Нашей семнадцатилетней повезло — ее муж, еврей, прошедший «по этапу» раньше, везде оставил ее имя. Ее знали, ее ждали и не выгоняли из еврейской организации в бедный Толстовский фонд, как всех русских. Была ли она признательна и благодарна? Нет, наверное. В семнадцать лет многое воспринимается как должное.

Есть дети как дети — они, конечно, не слушаются родителей, но инстинкт самосохранения — в нежном возрасте это, наверное, страх и трусость — не пустит их на крышу поезда, едущего в неизвестность. Но есть дети, которые всегда хотят убежать, чего бы это ни стоило. И если это не удается в десять лет, то уж в семнадцать-то… Главное для них — сделать по-своему. Последствия, пусть и плачевные, им не важны. Они все хотят сами попробовать, все сами пережить и сами узнать. Как странно, что ее муж, на двадцать лет старше, не заметил этого оскала дикого волчонка на всех ее детских фотографиях, которые обожал разглядывать. В семнадцать лет все только обострилось на этой татаро-азиатской физиономии!
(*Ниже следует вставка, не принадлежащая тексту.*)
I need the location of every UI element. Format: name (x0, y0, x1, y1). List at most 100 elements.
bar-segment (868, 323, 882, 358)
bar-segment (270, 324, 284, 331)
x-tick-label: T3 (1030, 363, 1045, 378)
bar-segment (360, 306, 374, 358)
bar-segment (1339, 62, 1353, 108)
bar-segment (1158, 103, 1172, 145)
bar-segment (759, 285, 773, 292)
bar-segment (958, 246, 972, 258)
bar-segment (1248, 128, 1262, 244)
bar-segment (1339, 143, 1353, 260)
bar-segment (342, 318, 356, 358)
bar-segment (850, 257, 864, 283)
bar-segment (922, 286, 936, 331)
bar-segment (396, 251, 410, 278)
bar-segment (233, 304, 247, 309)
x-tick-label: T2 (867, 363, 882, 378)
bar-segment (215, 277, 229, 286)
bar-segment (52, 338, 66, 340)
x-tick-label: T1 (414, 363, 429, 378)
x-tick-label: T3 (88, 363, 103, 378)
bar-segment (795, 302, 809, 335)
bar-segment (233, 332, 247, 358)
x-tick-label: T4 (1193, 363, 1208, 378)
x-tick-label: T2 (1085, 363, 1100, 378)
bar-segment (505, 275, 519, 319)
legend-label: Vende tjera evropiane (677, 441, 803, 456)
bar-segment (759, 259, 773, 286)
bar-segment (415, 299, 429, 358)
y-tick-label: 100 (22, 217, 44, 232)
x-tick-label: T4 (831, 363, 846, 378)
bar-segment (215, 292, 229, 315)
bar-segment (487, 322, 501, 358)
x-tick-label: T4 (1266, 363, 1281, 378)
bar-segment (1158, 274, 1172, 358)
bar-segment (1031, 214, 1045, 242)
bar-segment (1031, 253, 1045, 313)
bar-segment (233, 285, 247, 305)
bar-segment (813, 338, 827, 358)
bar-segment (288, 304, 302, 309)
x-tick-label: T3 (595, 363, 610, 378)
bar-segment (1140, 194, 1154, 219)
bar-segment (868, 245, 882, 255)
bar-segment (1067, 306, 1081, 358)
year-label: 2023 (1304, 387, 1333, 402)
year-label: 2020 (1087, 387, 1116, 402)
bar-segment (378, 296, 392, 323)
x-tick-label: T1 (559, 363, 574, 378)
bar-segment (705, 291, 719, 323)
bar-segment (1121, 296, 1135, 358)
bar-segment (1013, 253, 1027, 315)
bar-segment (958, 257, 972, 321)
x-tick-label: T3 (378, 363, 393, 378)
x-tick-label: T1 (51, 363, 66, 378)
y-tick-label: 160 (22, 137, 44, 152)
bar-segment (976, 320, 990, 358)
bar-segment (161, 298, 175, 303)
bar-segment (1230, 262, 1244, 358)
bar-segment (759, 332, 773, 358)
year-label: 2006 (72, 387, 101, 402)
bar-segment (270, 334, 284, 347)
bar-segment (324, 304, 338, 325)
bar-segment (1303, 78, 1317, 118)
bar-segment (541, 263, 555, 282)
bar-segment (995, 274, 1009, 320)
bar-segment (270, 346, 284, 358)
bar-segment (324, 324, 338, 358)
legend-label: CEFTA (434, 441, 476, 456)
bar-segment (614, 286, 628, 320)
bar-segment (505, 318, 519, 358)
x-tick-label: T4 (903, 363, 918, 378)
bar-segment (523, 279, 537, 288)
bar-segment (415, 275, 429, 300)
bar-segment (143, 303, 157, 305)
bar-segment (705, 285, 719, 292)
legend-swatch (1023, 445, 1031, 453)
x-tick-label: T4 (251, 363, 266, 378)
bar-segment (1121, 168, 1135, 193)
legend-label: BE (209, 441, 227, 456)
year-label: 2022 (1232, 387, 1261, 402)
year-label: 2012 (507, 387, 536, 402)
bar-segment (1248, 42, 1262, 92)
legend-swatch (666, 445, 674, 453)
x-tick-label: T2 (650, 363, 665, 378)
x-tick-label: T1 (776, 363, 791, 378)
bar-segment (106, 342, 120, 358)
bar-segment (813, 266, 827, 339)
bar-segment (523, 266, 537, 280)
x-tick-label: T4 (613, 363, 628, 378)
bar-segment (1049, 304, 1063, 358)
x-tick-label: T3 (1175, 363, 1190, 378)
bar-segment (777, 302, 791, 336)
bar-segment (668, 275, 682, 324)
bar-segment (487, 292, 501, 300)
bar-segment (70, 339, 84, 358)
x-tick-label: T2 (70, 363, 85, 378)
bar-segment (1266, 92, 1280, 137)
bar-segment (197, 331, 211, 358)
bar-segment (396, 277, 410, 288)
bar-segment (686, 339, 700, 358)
И даже дилетант художник угадывал в ее взгляде побег, своеволие. Видимо, муж сам был упрям и решил, что все эти «штучки» легко будет подчинить его воле. Либо он не был художником, даже дилетантом.
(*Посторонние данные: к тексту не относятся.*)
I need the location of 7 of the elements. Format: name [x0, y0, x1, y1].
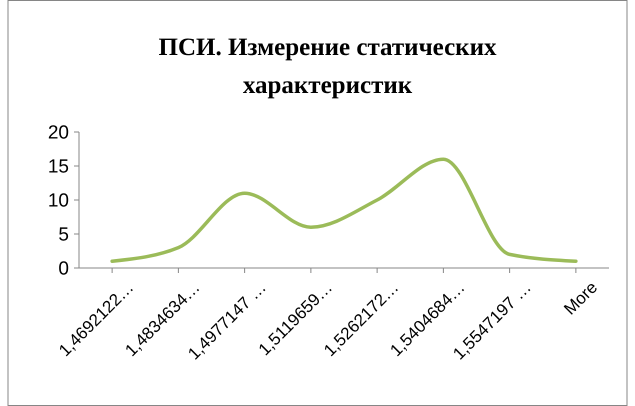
y-tick-label: 20 — [48, 122, 69, 144]
y-tick-label: 5 — [58, 224, 69, 246]
y-tick-label: 10 — [48, 190, 69, 212]
line-series — [110, 157, 578, 263]
y-tick-label: 15 — [48, 156, 69, 178]
y-tick-label: 0 — [58, 258, 69, 280]
chart-title: ПСИ. Измерение статических характеристик — [158, 34, 497, 99]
Ее римские маршруты не были туристическими. То есть они всегда пролегали рядом с историческими достопримечательностями, иначе в Риме быть и не может, но выбирались ею не из-за них. Она не говорила себе: «Ах, взгрустнулось. Развеюсь у Черного лаписа — могилы основателя Рима…» Или: «Семейство Боргезе…» В Америке, через годы, она будет покупать духи марки «Маркиза Боргезе», а в сады их палаццо в Риме она ходила из-за садов и базара справа от охрового фасада.

Ее образование и знания были какими-то дикими, как придорожные колючки, произрастали они где и как попало. Несмотря на то, что она почти окончила школу — девять классов — и восемь лет параллельно училась в музыкальной школе, преподаваемой истории она совершенно не помнила. Зато прочла уже в шестнадцать лет «Скотный двор» Оруэлла. Басня эта была настольной книгой отъезжающих, передавалась из рук в руки, давалась на одну ночь. Читать ее надо было, представляя на месте действующих лиц — животных — советских руководителей. Ей, тогда шестнадцатилетней девушке, это удавалось с трудом — она больше видела действительных свиней и боровов дачной соседки, владелицы шести десятин неплодовитой почвы под Ленинградом, удобряемой навозом и пометом ее же коров и кур. В «1984» ей запомнилась сцена с крысой. С томами «Архипелага ГУЛАГа» она ездила в московском метро, кладя книги в прозрачном мешочке на колени, смущая соседей и надеясь, что ее заберут в милицию. Ее не забирали. Архивариус Солженицын не покорил ее сердца, потому что в нем сердца она не нашла, и в мозгу осталась смесь некрофилии, предательства и какой-то древности. Она знала, кто такие Мина и Орнелла Ванони, и ничего не знала о Медичи. Когда ей сказали, что виллу их занимает Французская академия, то интуитивно (и правильно) она поняла, что это вроде советского дома творчества — чтобы попасть на виллу, не обязательно быть талантливым. Золотой Дом с останками Нерона вызвал в ней грусть и злость на русских — она уверенно думала, что останки Ивана Грозного не хранились и что экстремистская русская честность никак не подходит к сохранению истории.